Balance Sheet The balance sheet looks like that of a measured, moderately growing community bank. Total assets have expanded gradually, indicating successful loan and acquisition growth rather than rapid, aggressive expansion. Equity has also trended upward, implying that the bank is building capital as it grows, a constructive sign for resilience. Debt levels have remained fairly stable and modest relative to the balance sheet size, which points to a conservative funding structure. Cash balances are small but typical for a lending‑focused bank that relies primarily on deposits and securities for liquidity. Overall, the balance sheet reads as steady and conservatively managed rather than stretched.


Cash Flow

Cash Flow Cash flow appears consistent and reassuring. The bank has generated positive operating cash flow every year, with stronger figures in recent years compared with the early part of the period. Free cash flow essentially matches operating cash flow, because capital spending is very light; this is normal for a service‑oriented financial institution that doesn’t depend on heavy physical investment. This pattern suggests that the business model converts earnings into cash reasonably well, and that management has flexibility to support dividends, growth initiatives, or capital build‑up without straining the underlying cash engine, assuming credit quality remains solid.


Competitive Edge

Competitive Edge BayCom sits in the classic community and regional banking niche, leaning heavily on close relationships, local decision‑making, and personalized service rather than sheer scale or cutting‑edge tech. Its strategy of acquiring smaller community banks has allowed it to expand across several Western states, broadening its customer base and improving efficiency while maintaining a local feel. The loan book is diversified, with a strong emphasis on commercial real estate and specialized government‑backed lending, which can help spread risk but also exposes the bank to cyclical property and small‑business conditions. BayCom’s focus on specific client groups—small and mid‑sized businesses, non‑profits, and labor unions—gives it a clear identity, but also means it competes directly with both other community banks and larger regional players targeting the same niches. Overall, its competitive strength lies in execution of its relationship model and acquisitions, not in raw size.


Innovation and R&D

Innovation and R&D This is not a “fintech disruptor,” but it is a bank that uses established technology in a practical, client‑focused way. BayCom offers a full digital banking suite—online and mobile access, remote deposits, and digital payments—plus more advanced treasury and cash‑management tools for business clients. The emphasis is on service innovation: tailored commercial lending, streamlined loan programs for small businesses, and specialized offerings for non‑profits and unions.

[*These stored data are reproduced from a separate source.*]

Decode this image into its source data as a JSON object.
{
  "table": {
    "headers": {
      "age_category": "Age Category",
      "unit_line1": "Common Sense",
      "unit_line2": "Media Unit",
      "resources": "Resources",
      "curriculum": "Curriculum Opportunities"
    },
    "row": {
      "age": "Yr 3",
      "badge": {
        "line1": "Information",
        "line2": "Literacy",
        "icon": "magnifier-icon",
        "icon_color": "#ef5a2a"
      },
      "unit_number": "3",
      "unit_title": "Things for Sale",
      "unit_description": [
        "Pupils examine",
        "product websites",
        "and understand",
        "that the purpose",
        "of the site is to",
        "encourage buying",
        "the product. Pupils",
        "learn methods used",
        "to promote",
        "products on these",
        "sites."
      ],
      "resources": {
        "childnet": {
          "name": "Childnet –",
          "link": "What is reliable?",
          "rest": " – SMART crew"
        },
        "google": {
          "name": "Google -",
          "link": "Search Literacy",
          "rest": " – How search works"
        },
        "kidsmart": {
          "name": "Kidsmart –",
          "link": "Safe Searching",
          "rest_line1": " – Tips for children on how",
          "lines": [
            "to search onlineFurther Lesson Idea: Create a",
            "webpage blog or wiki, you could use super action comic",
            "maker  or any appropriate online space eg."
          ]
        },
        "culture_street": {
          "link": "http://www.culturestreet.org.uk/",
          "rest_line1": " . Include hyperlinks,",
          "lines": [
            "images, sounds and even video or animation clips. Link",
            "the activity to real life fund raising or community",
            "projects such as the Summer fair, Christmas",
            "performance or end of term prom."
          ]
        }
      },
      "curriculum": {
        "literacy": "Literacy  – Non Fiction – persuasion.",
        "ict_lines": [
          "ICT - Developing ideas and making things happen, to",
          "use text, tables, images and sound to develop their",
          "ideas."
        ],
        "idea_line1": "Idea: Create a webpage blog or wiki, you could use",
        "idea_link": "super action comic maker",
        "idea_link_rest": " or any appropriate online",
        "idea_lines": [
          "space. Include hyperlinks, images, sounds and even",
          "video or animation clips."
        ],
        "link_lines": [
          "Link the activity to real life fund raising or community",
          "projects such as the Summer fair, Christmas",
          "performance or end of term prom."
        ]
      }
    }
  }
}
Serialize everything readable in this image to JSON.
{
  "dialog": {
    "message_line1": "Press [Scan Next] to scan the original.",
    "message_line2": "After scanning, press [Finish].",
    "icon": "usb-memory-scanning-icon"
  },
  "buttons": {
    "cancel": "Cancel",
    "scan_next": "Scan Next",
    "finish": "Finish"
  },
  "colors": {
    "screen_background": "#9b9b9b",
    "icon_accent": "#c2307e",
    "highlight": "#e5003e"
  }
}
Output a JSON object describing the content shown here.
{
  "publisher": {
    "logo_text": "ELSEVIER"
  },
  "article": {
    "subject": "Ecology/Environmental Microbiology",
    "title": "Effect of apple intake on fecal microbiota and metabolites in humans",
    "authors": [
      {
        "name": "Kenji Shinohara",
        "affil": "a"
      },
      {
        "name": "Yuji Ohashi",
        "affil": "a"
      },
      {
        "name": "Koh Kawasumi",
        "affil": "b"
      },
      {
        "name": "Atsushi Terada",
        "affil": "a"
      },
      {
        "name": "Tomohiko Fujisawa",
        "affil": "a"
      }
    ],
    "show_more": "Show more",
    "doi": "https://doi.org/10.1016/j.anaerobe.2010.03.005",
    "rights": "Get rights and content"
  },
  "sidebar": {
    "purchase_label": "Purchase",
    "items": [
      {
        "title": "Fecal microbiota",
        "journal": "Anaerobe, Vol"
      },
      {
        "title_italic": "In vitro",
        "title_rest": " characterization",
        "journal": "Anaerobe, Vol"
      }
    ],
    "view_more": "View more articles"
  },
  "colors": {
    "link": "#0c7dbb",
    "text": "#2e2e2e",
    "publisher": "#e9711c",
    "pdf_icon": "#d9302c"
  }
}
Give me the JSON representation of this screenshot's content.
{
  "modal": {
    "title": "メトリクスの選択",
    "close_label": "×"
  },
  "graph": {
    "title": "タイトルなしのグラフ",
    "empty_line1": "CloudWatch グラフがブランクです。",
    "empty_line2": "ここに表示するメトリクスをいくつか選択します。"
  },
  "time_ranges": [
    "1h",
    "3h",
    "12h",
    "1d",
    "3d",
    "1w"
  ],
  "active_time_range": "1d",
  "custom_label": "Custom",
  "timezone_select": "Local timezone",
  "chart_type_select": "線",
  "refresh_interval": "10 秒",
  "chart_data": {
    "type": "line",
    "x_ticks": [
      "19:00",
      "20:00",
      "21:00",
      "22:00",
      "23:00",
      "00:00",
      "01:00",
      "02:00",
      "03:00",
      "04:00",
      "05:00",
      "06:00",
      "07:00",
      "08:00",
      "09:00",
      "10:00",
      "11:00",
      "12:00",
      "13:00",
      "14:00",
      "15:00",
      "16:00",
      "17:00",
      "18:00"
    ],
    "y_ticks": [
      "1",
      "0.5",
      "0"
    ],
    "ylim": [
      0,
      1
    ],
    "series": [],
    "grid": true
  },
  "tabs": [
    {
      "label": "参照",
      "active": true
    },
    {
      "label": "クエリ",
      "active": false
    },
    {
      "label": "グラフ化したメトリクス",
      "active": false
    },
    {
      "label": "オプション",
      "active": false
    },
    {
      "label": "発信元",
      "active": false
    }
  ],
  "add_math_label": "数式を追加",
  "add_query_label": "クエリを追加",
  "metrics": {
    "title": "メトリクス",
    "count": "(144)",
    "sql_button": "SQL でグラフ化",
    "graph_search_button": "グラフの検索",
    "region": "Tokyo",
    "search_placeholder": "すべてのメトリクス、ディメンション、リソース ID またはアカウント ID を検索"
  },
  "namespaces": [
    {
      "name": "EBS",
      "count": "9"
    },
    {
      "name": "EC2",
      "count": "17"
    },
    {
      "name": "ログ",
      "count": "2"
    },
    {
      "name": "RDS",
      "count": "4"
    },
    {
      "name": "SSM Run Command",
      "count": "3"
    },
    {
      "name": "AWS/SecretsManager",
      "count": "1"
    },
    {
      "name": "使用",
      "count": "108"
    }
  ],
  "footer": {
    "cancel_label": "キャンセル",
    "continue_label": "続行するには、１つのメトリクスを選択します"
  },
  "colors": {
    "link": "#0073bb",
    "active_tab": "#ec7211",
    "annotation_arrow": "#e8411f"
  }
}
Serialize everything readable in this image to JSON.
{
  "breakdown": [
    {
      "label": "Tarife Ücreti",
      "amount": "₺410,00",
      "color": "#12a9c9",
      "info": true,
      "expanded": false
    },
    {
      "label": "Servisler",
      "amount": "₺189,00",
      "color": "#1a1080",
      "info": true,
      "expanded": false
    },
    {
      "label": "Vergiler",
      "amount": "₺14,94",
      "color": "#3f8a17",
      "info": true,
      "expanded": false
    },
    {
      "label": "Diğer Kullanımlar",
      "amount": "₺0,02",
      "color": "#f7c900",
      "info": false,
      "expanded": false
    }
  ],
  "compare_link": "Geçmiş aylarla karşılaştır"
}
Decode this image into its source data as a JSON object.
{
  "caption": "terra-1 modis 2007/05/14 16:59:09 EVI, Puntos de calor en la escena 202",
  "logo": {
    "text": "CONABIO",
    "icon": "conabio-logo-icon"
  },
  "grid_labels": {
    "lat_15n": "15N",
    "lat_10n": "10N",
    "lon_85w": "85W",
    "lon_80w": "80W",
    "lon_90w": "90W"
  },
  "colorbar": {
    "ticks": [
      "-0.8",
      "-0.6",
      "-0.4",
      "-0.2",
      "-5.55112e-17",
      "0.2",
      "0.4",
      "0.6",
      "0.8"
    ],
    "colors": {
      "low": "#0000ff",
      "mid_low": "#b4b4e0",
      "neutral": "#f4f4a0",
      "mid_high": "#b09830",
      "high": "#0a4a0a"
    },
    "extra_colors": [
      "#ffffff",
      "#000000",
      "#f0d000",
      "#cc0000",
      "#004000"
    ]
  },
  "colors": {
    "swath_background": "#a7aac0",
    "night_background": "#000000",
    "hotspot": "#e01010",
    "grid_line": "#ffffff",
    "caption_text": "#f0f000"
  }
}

Technology investments appear aimed at enhancing this high‑touch model rather than trying to outspend large national banks on proprietary platforms. The risk is that tech‑first competitors may move faster on digital features, but BayCom’s edge is in blending adequate digital capabilities with strong human relationships and local responsiveness.


Summary

Putting it all together, BayCom looks like a steadily grown, conservatively run community and regional bank with a clear playbook: expand its footprint through acquisitions, deepen local relationships, and support small and mid‑sized businesses with specialized lending and treasury services. Financially, revenue and scale have moved upward over time, while profitability has been solid but recently under some pressure, mirroring broader headwinds for regional banks. The balance sheet and cash flows suggest prudent risk‑taking and decent financial flexibility, though the usual uncertainties around credit quality, interest‑rate swings, and commercial real‑estate exposure remain important watchpoints. Strategically, BayCom’s success will likely hinge on maintaining credit discipline, integrating acquisitions smoothly, and keeping its digital and service offerings good enough that customers continue to value the blend of personal touch and modern convenience.